2. Полемизируя с исследователями-лингвистами, которые считают, что языковая игра не достойна внимания, так как основывается на трафаретах и шаблонах, авторы главы о языковой игре в монографии [РРР 1983] пишут: «Признавая, что сами условия протекания РР (разговорной речи.—Я Q —ее неподготовленность и непринужденность —обусловят и непритязательность многих явлений языковой игры, мы тем не менее считаем, что в языковой игре известная шабло-низация совмещается с творчеством (...) определенный интерес представляет и установление наиболее типических, трафаретных приемов языковой игры, и выявление тех языковых средств, которые служат для них материалом» [Земская – Китайгородская-Розанова 1983: 175—176]. Еще большую ценность представляет для лингвиста изучение языковой игры в художественных текстах, лишенных тех черт неподготовленности и непринужденности, которые отрицательно сказываются на^качестве языковой игры.

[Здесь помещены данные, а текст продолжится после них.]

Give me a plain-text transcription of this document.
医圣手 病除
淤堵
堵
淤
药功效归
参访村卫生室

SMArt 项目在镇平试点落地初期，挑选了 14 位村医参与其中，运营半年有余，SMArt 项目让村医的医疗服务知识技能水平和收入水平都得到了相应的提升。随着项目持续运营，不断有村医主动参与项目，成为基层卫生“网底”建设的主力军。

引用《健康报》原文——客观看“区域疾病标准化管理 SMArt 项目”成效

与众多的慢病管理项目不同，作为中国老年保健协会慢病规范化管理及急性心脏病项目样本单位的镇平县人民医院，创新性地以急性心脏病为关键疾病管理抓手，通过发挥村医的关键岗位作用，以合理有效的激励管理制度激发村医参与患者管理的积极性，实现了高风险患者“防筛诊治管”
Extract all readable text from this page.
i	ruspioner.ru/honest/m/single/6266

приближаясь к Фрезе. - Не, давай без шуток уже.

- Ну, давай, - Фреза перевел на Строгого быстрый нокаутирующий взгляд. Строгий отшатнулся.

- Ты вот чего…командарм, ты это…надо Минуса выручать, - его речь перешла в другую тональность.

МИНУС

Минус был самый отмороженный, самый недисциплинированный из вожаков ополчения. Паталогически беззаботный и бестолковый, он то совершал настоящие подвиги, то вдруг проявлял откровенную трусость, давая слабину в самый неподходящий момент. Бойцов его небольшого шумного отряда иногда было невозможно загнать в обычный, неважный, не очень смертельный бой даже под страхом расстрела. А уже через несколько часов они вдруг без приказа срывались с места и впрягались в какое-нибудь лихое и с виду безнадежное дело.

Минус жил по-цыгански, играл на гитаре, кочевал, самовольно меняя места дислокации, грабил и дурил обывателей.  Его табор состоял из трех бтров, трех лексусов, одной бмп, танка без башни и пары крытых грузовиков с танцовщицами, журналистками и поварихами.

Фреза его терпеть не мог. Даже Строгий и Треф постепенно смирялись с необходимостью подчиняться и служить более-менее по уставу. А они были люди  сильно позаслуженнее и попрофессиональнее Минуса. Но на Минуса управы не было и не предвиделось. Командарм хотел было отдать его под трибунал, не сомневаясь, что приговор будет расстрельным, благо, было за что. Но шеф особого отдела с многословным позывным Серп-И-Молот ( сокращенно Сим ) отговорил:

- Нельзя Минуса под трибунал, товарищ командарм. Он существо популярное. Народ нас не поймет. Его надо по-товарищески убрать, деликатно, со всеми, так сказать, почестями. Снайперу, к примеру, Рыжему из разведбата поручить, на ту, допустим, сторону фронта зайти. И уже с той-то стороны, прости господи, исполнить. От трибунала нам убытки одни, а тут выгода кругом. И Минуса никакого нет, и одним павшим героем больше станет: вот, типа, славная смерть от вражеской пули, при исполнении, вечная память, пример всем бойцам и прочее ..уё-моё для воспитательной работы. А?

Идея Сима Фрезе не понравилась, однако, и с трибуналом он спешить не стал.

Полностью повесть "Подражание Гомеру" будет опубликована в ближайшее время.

М. М. Бахтин подчеркивал, что «только в поэзии язык раскрывает все свои возможности, ибо требования к нему здесь максимальные: все стороны его напряжены до крайности, доходят до своих последних пределов; поэзия как бы выжимает все соки из языка, и язык превосходит здесь себя самого» [Бахтин 1974]. В этом ярком, образном высказывании можно согласиться со всем, кроме первого слова – только.В языковой игре, как и в поэзии, язык также «доходит до своих крайних пределов», более того – постоянно выходит за эти пределы, посягает на их нерушимость, пытается их раздвинуть. «В смешном скрывается истина»,– сказал Бернард Шоу. Можно считать, что это не только истина о мире, но также истина о языке.
3. Т. В. Булыгина и А. Д. Шмелев предлагают отличать от языковой игры «наивный» языковой эксперимент, когда «говорящий сознательно производит аномальное высказывание с целью (вероятно, не всегда четко осознаваемой) привлечь внимание к нарушаемому правилу. Говорящий в таком случае как бы выступает в роли исследователя, стремящегося получить «отрицательный языковой материал» [Булыгина – Шмелев 1997: 448]. Мне это разделение представляется недостаточно оправданным: ведь языковая игра —это тоже сознательное манипулирование языком, построенное если не на аномальности, то по крайней мере на необычности использования языковых средств. Показательно, что сами авторы вынуждены признать: «Граница между «языковой игрой» и «наивным» экспериментом не всегда может быть легко проведена» [Булыгина – Шмелев 1997:450].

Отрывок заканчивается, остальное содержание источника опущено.